Putting it all together
Ultimately, fear about Burford’s accounting seems vastly out of proportion to the actual risk. Meanwhile that risk doesn’t really seem to be that this company is a fraud. Instead the risk is that the company might not live up to its historical economics. And in that case, if ROE is 15% instead of 20%, then it’s merely worth twice where it’s trading. However, if it can even partly live up to its historical numbers, then the upside here is huge. Unlike IMF Bentham, which only ever grew modestly, Burford is a far more ambitious firm and vying for a far larger slice of the litigation finance pie. In eleven years, the company went from nothing to the market leader in the space. It made savvy investments in claims like Petersen, Eton park and Teinver.
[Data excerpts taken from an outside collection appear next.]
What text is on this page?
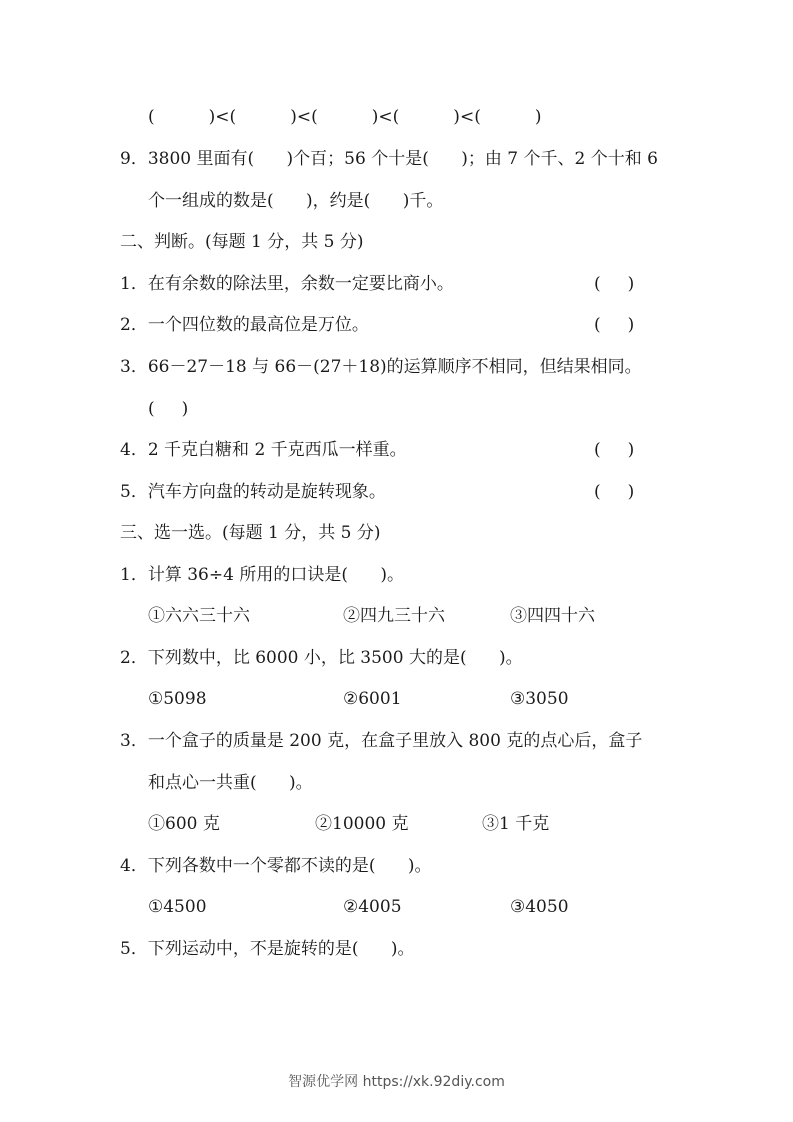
(          )<(          )<(          )<(          )<(          )
9．3800 里面有(      )个百；56 个十是(      )；由 7 个千、2 个十和 6
个一组成的数是(      )，约是(      )千。
二、判断。(每题 1 分，共 5 分)
1．在有余数的除法里，余数一定要比商小。	(     )
2．一个四位数的最高位是万位。	(     )
3．66－27－18 与 66－(27＋18)的运算顺序不相同，但结果相同。
(     )
4．2 千克白糖和 2 千克西瓜一样重。	(     )
5．汽车方向盘的转动是旋转现象。	(     )
三、选一选。(每题 1 分，共 5 分)
1．计算 36÷4 所用的口诀是(      )。
①六六三十六	②四九三十六	③四四十六
2．下列数中，比 6000 小，比 3500 大的是(      )。
①5098	②6001	③3050
3．一个盒子的质量是 200 克，在盒子里放入 800 克的点心后，盒子
和点心一共重(      )。
①600 克	②10000 克	③1 千克
4．下列各数中一个零都不读的是(      )。
①4500	②4005	③4050
5．下列运动中，不是旋转的是(      )。
智源优学网 https://xk.92diy.com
It’s also the leader in the next phase for the industry, which is risking less of your own capital and gaining synthetic leverage by managing other people’s. The company has funds with $2.8 billion in AUM, only a portion of which has been deployed, meaning fee income is understated. It also has a relationship with a sovereign wealth fund where Burford puts up 40% of the capital and gets 60% of the returns. Burford’s balance sheet investments make it an interesting investment in its own right. But given its asset management business and its countercyclicality, it could put up incredible numbers in the near future.
Valuation
In order for Burford to keep IRRs at 30%, it has to find another homerun like Petersen. A far less demanding assumption is that going forward, they achieve the 24% IRRs they earned ex Petersen. That translates into 20% ROE. Book value is on pace to be at least $10/share by 2021. At 2.5x book, the shares would be worth $25/share in USD or £19.50 in GBP. That’s 5x today’s price. Meanwhile if the company can keep growing while maintaining IRRs, then that only adds to the upside. This is one of the few businesses in the world that could be worth 10x in seven years, no matter what happens in the global economy.
I can't put it better than the analyst who said that for a firm dogged by accounting questions to list in the US, where its management team will be subject to criminal liability, certainly shows if nothing else "self-belief."
The real catalyst isn't the US listing though. It's realized gains catching up to deployments. That's where the rubber meets the road.